L’implication du chercheur au sein de son terrain

J’ai toujours eu une vision très impliquée de l’anthropologie. Dès ma première année universitaire, ce qui m’a intéressé dans cette discipline, ce fut son caractère inductif. Lors de mes premiers cours magistraux, ce qui m’a attiré, c’était le rapport qu’entretenaient les premiers anthropologues avec leur terrain : cette idée d’essayer de comprendre les sociétés et les individus de l’intérieur. C’est au cours de cette année que j’ai découvert le concept d’observation participante (voir lien Wikipedia). Un concept repris ensuite en seconde année, à travers celui « de participation observante » (voir lien). Aujourd’hui, s’il me fallait définir ma posture empirique entre « observation participante » et « participation observante », je ne saurais pas quoi répondre. Je pense qu’il y a des phases. Des périodes d’observations, des périodes d’interactions, des périodes d’actions, et des périodes d’observations réflexives.
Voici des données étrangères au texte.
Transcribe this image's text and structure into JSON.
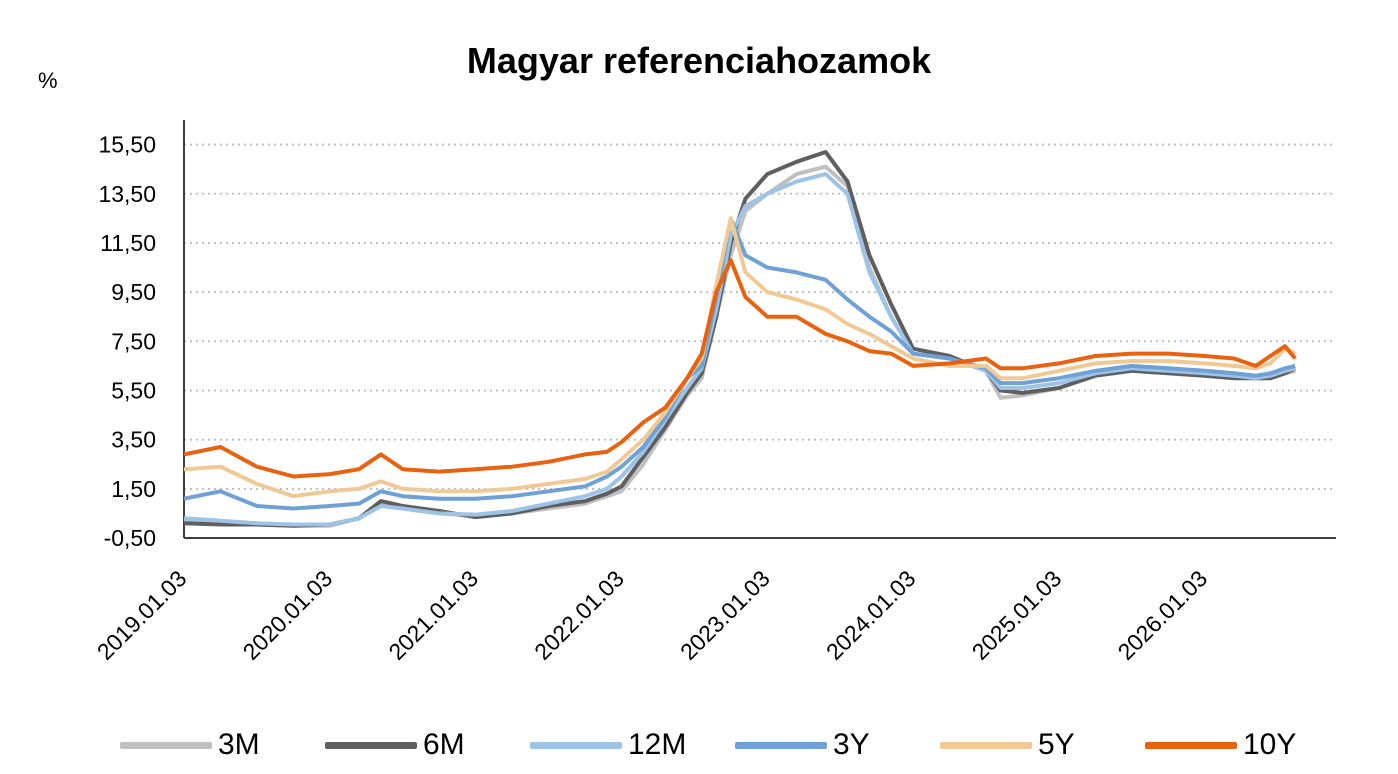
{
  "chart_data": {
    "type": "line",
    "title": "Magyar referenciahozamok",
    "ylabel": "%",
    "xlabel": "",
    "ylim": [
      -0.5,
      16.5
    ],
    "yticks": [
      "-0,50",
      "1,50",
      "3,50",
      "5,50",
      "7,50",
      "9,50",
      "11,50",
      "13,50",
      "15,50"
    ],
    "ytick_values": [
      -0.5,
      1.5,
      3.5,
      5.5,
      7.5,
      9.5,
      11.5,
      13.5,
      15.5
    ],
    "xlim": [
      2019.0,
      2026.9
    ],
    "xticks": [
      "2019.01.03",
      "2020.01.03",
      "2021.01.03",
      "2022.01.03",
      "2023.01.03",
      "2024.01.03",
      "2025.01.03",
      "2026.01.03"
    ],
    "xtick_values": [
      2019.0,
      2020.0,
      2021.0,
      2022.0,
      2023.0,
      2024.0,
      2025.0,
      2026.0
    ],
    "grid": "horizontal dotted",
    "legend": "bottom",
    "x": [
      2019.0,
      2019.25,
      2019.5,
      2019.75,
      2020.0,
      2020.2,
      2020.35,
      2020.5,
      2020.75,
      2021.0,
      2021.25,
      2021.5,
      2021.75,
      2021.9,
      2022.0,
      2022.15,
      2022.3,
      2022.45,
      2022.55,
      2022.65,
      2022.75,
      2022.85,
      2023.0,
      2023.2,
      2023.4,
      2023.55,
      2023.7,
      2023.85,
      2024.0,
      2024.25,
      2024.5,
      2024.6,
      2024.75,
      2025.0,
      2025.25,
      2025.5,
      2025.75,
      2026.0,
      2026.2,
      2026.35,
      2026.45,
      2026.55,
      2026.62
    ],
    "series": [
      {
        "name": "3M",
        "color": "#c0c0c0",
        "values": [
          0.2,
          0.1,
          0.05,
          0.0,
          0.0,
          0.3,
          0.9,
          0.7,
          0.5,
          0.4,
          0.5,
          0.7,
          0.9,
          1.2,
          1.4,
          2.5,
          3.9,
          5.3,
          6.0,
          8.5,
          11.0,
          12.8,
          13.5,
          14.3,
          14.6,
          13.8,
          10.5,
          8.5,
          7.0,
          6.8,
          6.3,
          5.2,
          5.3,
          5.6,
          6.1,
          6.3,
          6.2,
          6.1,
          6.05,
          6.0,
          6.0,
          6.2,
          6.3
        ]
      },
      {
        "name": "6M",
        "color": "#5f5f5f",
        "values": [
          0.1,
          0.05,
          0.05,
          0.0,
          0.05,
          0.3,
          1.0,
          0.8,
          0.6,
          0.35,
          0.5,
          0.8,
          1.0,
          1.3,
          1.6,
          2.8,
          4.0,
          5.4,
          6.2,
          8.5,
          11.5,
          13.3,
          14.3,
          14.8,
          15.2,
          14.0,
          11.0,
          9.0,
          7.2,
          6.9,
          6.3,
          5.5,
          5.4,
          5.6,
          6.1,
          6.3,
          6.2,
          6.1,
          6.0,
          6.0,
          6.0,
          6.2,
          6.4
        ]
      },
      {
        "name": "12M",
        "color": "#9dc3e6",
        "values": [
          0.3,
          0.2,
          0.1,
          0.05,
          0.05,
          0.3,
          0.8,
          0.7,
          0.5,
          0.45,
          0.6,
          0.9,
          1.2,
          1.5,
          2.0,
          3.0,
          4.3,
          5.6,
          6.4,
          8.8,
          11.8,
          13.0,
          13.5,
          14.0,
          14.3,
          13.5,
          10.3,
          8.5,
          7.0,
          6.8,
          6.3,
          5.6,
          5.6,
          5.8,
          6.2,
          6.4,
          6.3,
          6.2,
          6.1,
          6.0,
          6.1,
          6.3,
          6.4
        ]
      },
      {
        "name": "3Y",
        "color": "#6fa0d6",
        "values": [
          1.1,
          1.4,
          0.8,
          0.7,
          0.8,
          0.9,
          1.4,
          1.2,
          1.1,
          1.1,
          1.2,
          1.4,
          1.6,
          2.0,
          2.4,
          3.2,
          4.4,
          6.0,
          6.5,
          9.3,
          12.5,
          11.0,
          10.5,
          10.3,
          10.0,
          9.2,
          8.5,
          7.9,
          7.0,
          6.8,
          6.4,
          5.8,
          5.8,
          6.0,
          6.3,
          6.5,
          6.4,
          6.3,
          6.2,
          6.1,
          6.2,
          6.4,
          6.5
        ]
      },
      {
        "name": "5Y",
        "color": "#f0c995",
        "values": [
          2.3,
          2.4,
          1.7,
          1.2,
          1.4,
          1.5,
          1.8,
          1.5,
          1.4,
          1.4,
          1.5,
          1.7,
          1.9,
          2.2,
          2.7,
          3.5,
          4.6,
          6.0,
          6.8,
          9.8,
          12.5,
          10.3,
          9.5,
          9.2,
          8.8,
          8.2,
          7.8,
          7.3,
          6.8,
          6.5,
          6.5,
          6.0,
          6.0,
          6.3,
          6.6,
          6.7,
          6.7,
          6.6,
          6.5,
          6.4,
          6.6,
          7.2,
          7.0
        ]
      },
      {
        "name": "10Y",
        "color": "#e8620f",
        "values": [
          2.9,
          3.2,
          2.4,
          2.0,
          2.1,
          2.3,
          2.9,
          2.3,
          2.2,
          2.3,
          2.4,
          2.6,
          2.9,
          3.0,
          3.4,
          4.2,
          4.8,
          6.0,
          7.0,
          9.5,
          10.8,
          9.3,
          8.5,
          8.5,
          7.8,
          7.5,
          7.1,
          7.0,
          6.5,
          6.6,
          6.8,
          6.4,
          6.4,
          6.6,
          6.9,
          7.0,
          7.0,
          6.9,
          6.8,
          6.5,
          6.9,
          7.3,
          6.8
        ]
      }
    ]
  }
}
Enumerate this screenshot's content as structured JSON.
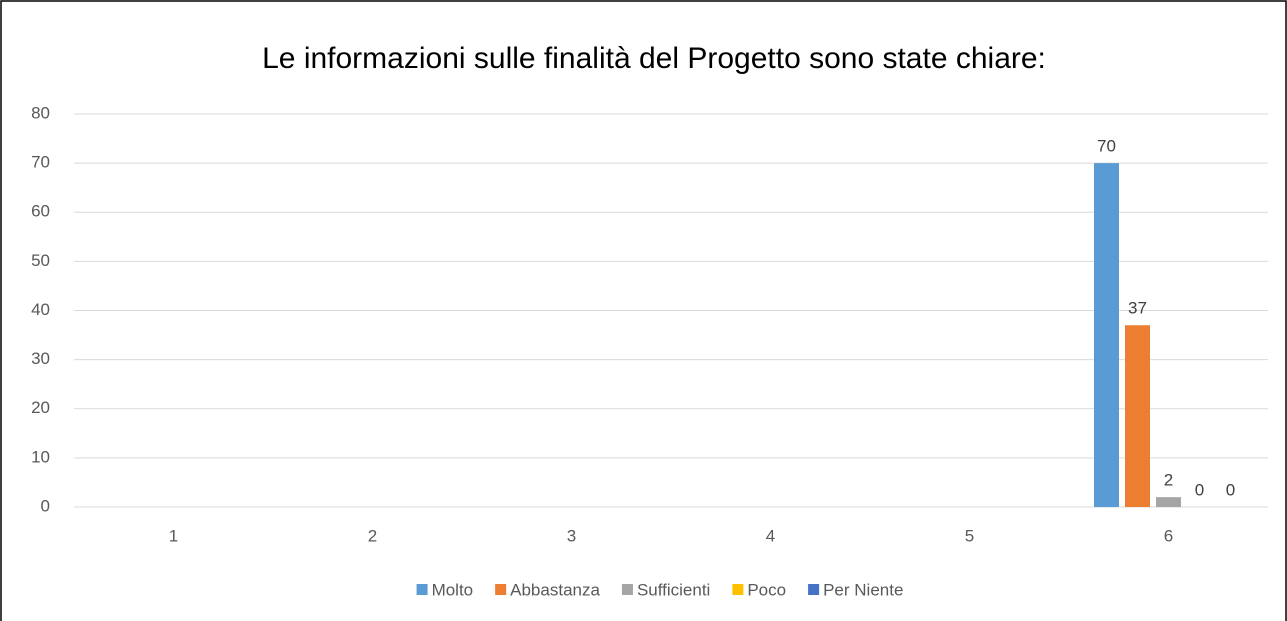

Malgré tout, si je devais me comparer aux autres anthropologues (ou tout du moins à la petite partie de ceux que j’ai rencontré, si je devais prendre place dans notre grande (et hétérogène) famille disciplinaire, je pense que je serais de ceux qui ont une posture méthodologique particulièrement engagée au sein de leur terrain. Lors de mes différentes expériences empiriques, je me suis très vite rendu compte que ce qui m’intéressait, ce que je trouvais important d’explorer, ce n’était pas tant le terrain comme sujet, mais plus le terrain comme ensemble d’interactions. Dès lors, mon implication sur le terrain devait dépasser celle du simple observateur. Il paraissait évident que je ne devais pas simplement « observer pour tenter de répondre aux questions que je me serais préalablement posées » mais que je devais vivre avec le terrain en faisant partie de ses interactions sociales, en passant du bon temps, en rencontrant des gens, en apprenant des choses, en apportant parfois mon point de vue (si on me le demande), en me liant d’amitié. Mais aussi, parfois, en m’ennuyant, en éprouvant du dégoût, de la répulsion, parfois même de la rancœur vis-à-vis de mon terrain. C’est ensuite de cet ensemble d’interactions sociales vécues que je peux construire mon enquête, m’en servir comme base pour établir mon travail de recherche. C’est ce qui peut justement me permettre de non pas « trouver des réponses aux questions que je m’étais préalablement posées » mais plutôt de me poser de nouvelles questions, étudier de nouvelles hypothèses, développer de nouvelles réflexions. Et c’est pour moi ici que l’anthropologie prend tout son sens, c’est dans l’inductivité des interactions et des réflexions qui se créent sur mon terrain que je trouve une profondeur à notre discipline. Dans l’expérience vécue par le chercheur. Dans ce que Jean Pierre Olivier de Sardan appelle « la boite noire » (lire l’article suivant).